Der lange Gratrücken zwischen Ricken und Speer ist ein Evergreen für alle Jahreszeiten. Es lockt das Panorama und die Beiz auf dem Tanzboden, oder etwas versteckt dahinter die gleichnamige SAC-Hütte. Wer die „Autobahn“ von Müselen hinauf meiden will, startet die Tour in Rieden und erreicht das Ziel über die einsame Alp Wielesch. Auch der Abstieg über Ober Howald nach Schwendi ist menschenleer und reizvoll. Ich beschreibe die „Januar-Version“ von heute und mische ein paar Fotos von früheren Besuchen ein, um den Ganzjahres-Charme der Wanderung zu unterstreichen.

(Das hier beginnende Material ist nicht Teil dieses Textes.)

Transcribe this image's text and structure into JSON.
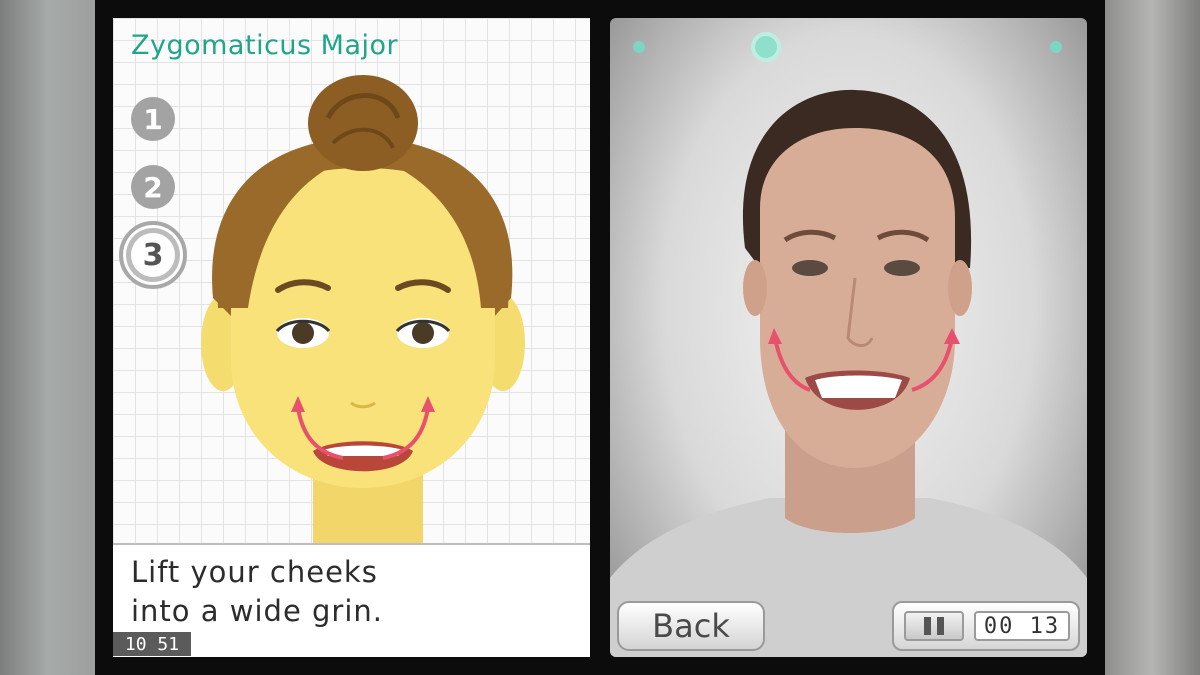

Imposant ist sie, die Kirche von Rieden, die rund 300Hm über der Linthebene aus dem schmucken Dörfchen emporragt. Gleich daneben ist ein grosser Parkplatz (und die Bushaltestelle), von wo aus ich den zuerst ziemlich steilen Aufstieg über die Weiden zur Alp Wilesch unter die Füssen nehme. Die Tour beginnt grün, die warme erste Januarhälfte und der Föhn haben den vielen Dezemberschnee schwinden lassen. Bis zum Waldrand des Chirnenbergs sind schon 300Hm überwunden, und damit erfreulicherweise auch die Nebelgrenze. Es ist warm geworden unter der Softshell-Jacke, beim Aussichtsbänkli verschwindet der Pullover im Rucksack. Zufrieden blicke ich auf das soeben freigewordene Panorama. Speer und Glärnisch beherrschen das Bild, die Linthebene und die Seen können nur erahnt werden.
Ich durchschreite ein kurzes Waldstück, das kürzlich durch Sturm „Burglinde“ ziemlich zersaust wurde. Umgeworfene Bäume versperren den Weg, mehrere Meter ragen ihre Wurzelstöcke in die Höhe. Ich umgehe sie rechts. Die Wiesen der Alp Wielesch sind schneebedeckt, aber so hart durchgefroren, dass die Schneeschuhe im Rucksack bleiben können. Rasch erreiche ich den verlassenen Bauernhof an diesem herrlichen Aussichtspunkt und gönne mir eine Pause. Im Sommer werden hier kühle Getränke serviert, in der Regel bis zum 31. Oktober. Der 1. November (auch wenn ein Feiertag im katholischen St. Gallen) darf jeweils nicht mehr genutzt werden für die Restauration, so wollen es die strengen Alpgesetze. Ich denke schmunzelnd daran zurück, wie Chris und ich hier vor 4 Wochen erschöpft umgekehrt sind, nachdem wir nach endloser Waterei eine tiefe Schneeschuh-Spur durch den vielen Neuschnee hier hoch gezogen hatten.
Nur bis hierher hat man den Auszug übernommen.